Opposition against Sovaldi™ European Patent
On 10th February 2015, the NGO Médecins du Monde (MDM) filed an opposition before the European Patent Office against the grant of the European Patent EP2203462-B1 to the pharmaceutical company GILEAD PHARMASSET LLC.
The EP2203462-B1 patent protects a chemical whose formula compound corresponds with the active ingredient of sofosbuvir under claim 2, according to the statement of opposition filed. Regarding claim 6, a composition comprising the said compound and a pharmaceutically acceptable medium are protected, which would be equivalent to the drug for the treatment of hepatitis C that PHARMASSET LLC markets under the name Sovaldi™.
The statement of opposition filed has been made publicly available on the website by the NGO itself. According to the same, among other reasons the claimed compound is not considered to be novel enough. Once the opposition is found admissible, GILEAD PHARMASSET LLC must reply to it providing arguments in defense of their patent.

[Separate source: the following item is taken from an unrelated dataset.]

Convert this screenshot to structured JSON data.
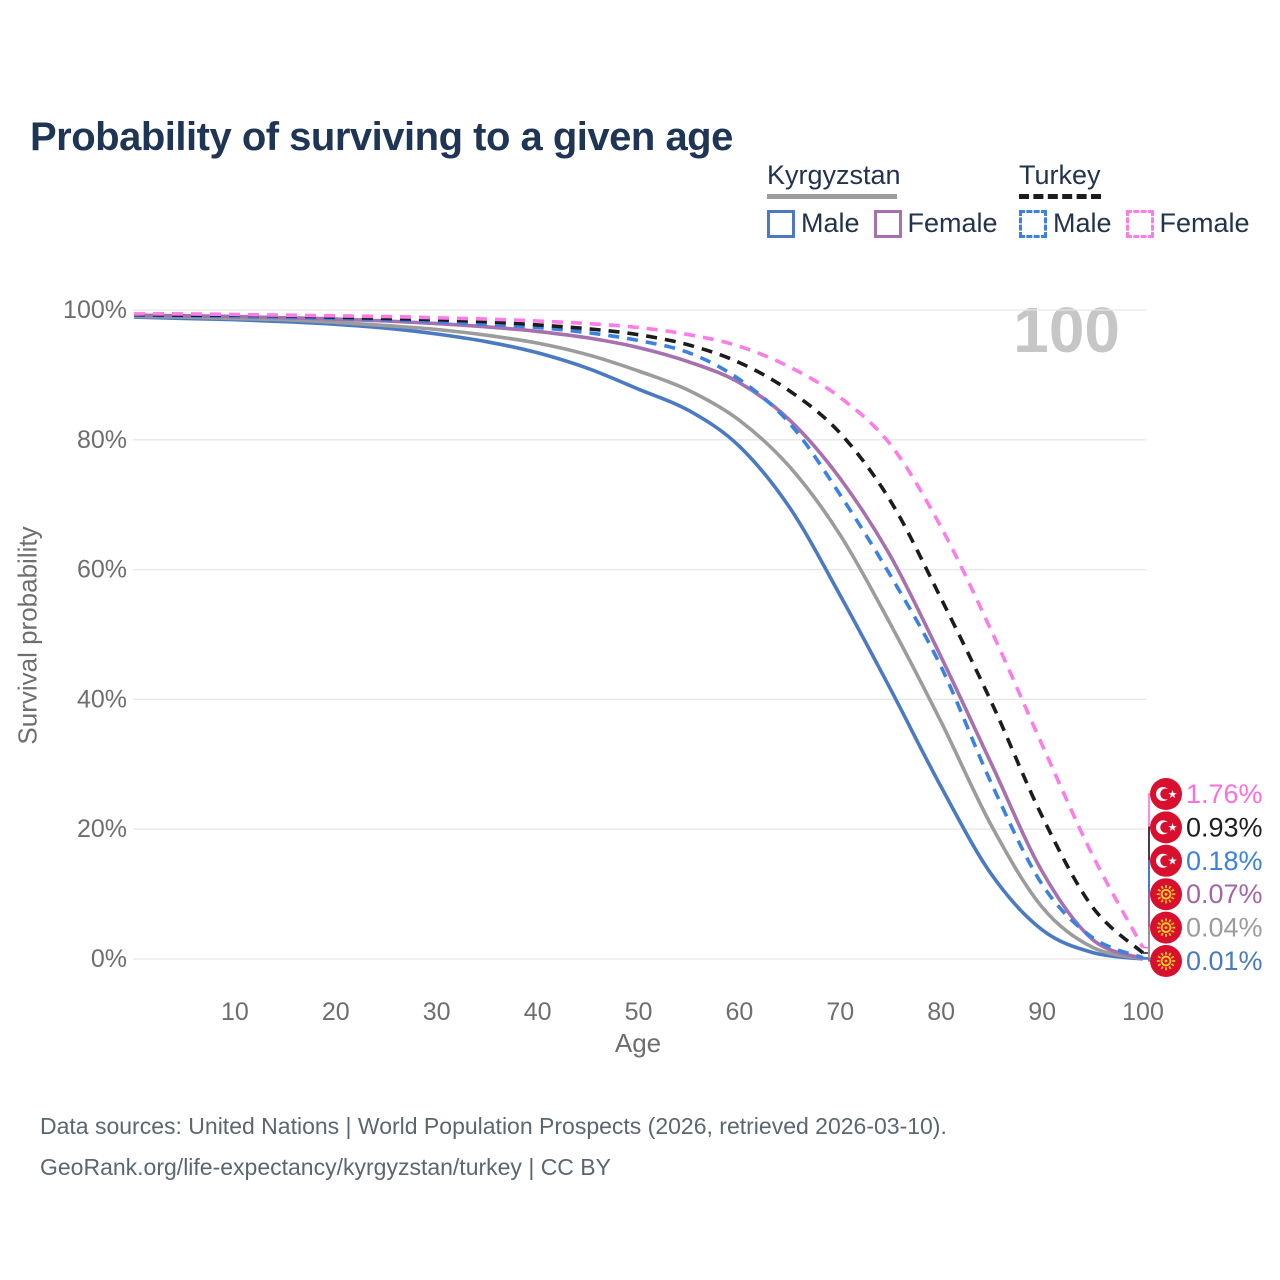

For an European patent to be granted, the European Patent Convention (EPC) prescribes that it has to pass a previous examination phase that assesses, among other patentability requirements, whether the claimed invention is new and inventive in comparison to the disclosed before the effective date of the patent application, the so called “State of the Art” (Prior Art).

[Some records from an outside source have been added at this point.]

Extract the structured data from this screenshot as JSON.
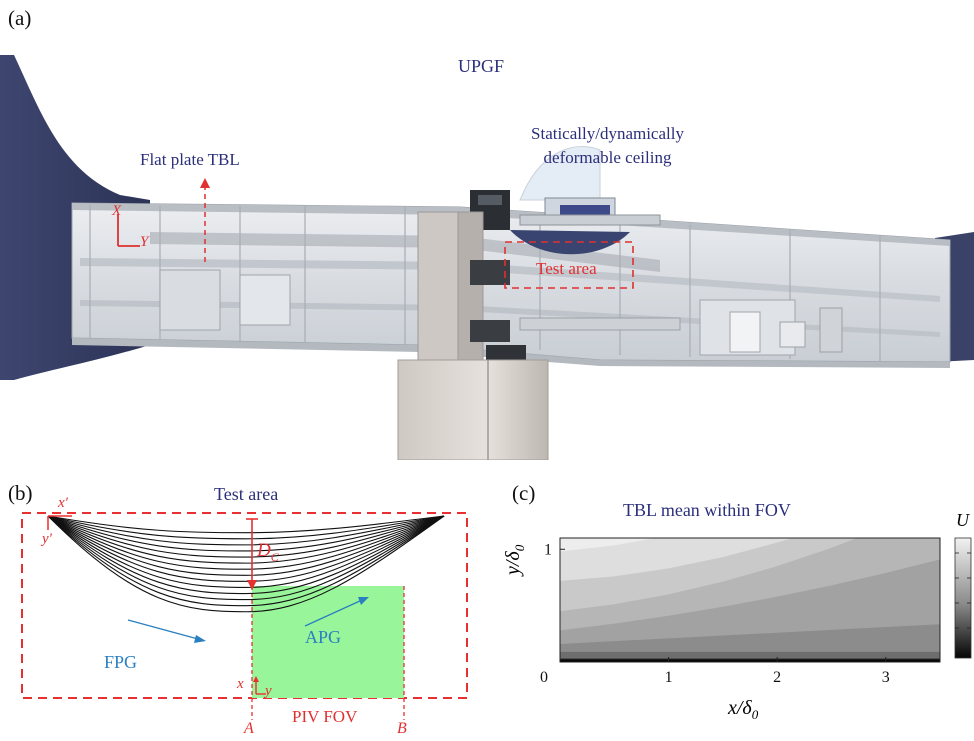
{
  "panel_a": {
    "label": "(a)",
    "title": "UPGF",
    "ceiling_label_line1": "Statically/dynamically",
    "ceiling_label_line2": "deformable ceiling",
    "flat_plate_label": "Flat plate TBL",
    "test_area_label": "Test area",
    "axis_x": "X",
    "axis_y": "Y"
  },
  "panel_b": {
    "label": "(b)",
    "title": "Test area",
    "x_prime": "x'",
    "y_prime": "y'",
    "dc_label": "D",
    "dc_sub": "C",
    "fpg_label": "FPG",
    "apg_label": "APG",
    "x_label": "x",
    "y_label": "y",
    "piv_label": "PIV FOV",
    "a_label": "A",
    "b_label": "B",
    "colors": {
      "dashed": "#e83030",
      "piv_fill": "#99f59a",
      "arrow": "#2a7fc0",
      "curves": "#111111"
    }
  },
  "panel_c": {
    "label": "(c)",
    "title": "TBL mean within FOV",
    "colorbar_label": "U"
  },
  "chart_data": {
    "type": "heatmap",
    "title": "TBL mean within FOV",
    "xlabel_main": "x/δ",
    "xlabel_sub": "0",
    "ylabel_main": "y/δ",
    "ylabel_sub": "0",
    "x_ticks": [
      0,
      1,
      2,
      3
    ],
    "y_ticks": [
      0,
      1
    ],
    "xlim": [
      0,
      3.5
    ],
    "ylim": [
      0,
      1.1
    ],
    "colorbar_label": "U",
    "colormap": "gray",
    "grid": false
  }
}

If a patent application passes successfully the referred examination phase, the patent is granted and the grant is published in the European Patent Bulletin. After that, a period of nine months begins. During this term, third parties may file an opposition against the patent, just as Médecins du Monde did. An opposition must be reasoned and it must be based on evidence that supports the reasons for which the granted patent is not considered valid (provisions of Article 100 EPC).
It is not unusual that a procedure of opposition against an European patent takes several years to be resolved. After the exchange of written arguments in defense of the patent grant and against it on the basis of the opposition filed, the involved parties are summoned to attend a hearing (“Oral Proceedings”) before the Opposition Division in charge of the case at the European Patent Office. The parties discuss outstanding key issues in detail so that the Opposition Division can issue a decision. The decision may be to maintain the patent in the form in which it was granted (favorable to the owner of the patent), to revoke the patent (favorable to the opponent) or to maintain the patent, but to introduce modifications, i.e. reducing the scope of the initial protection.
There is no doubt that the development of this case will followed closely due to the impact that the outcome may have.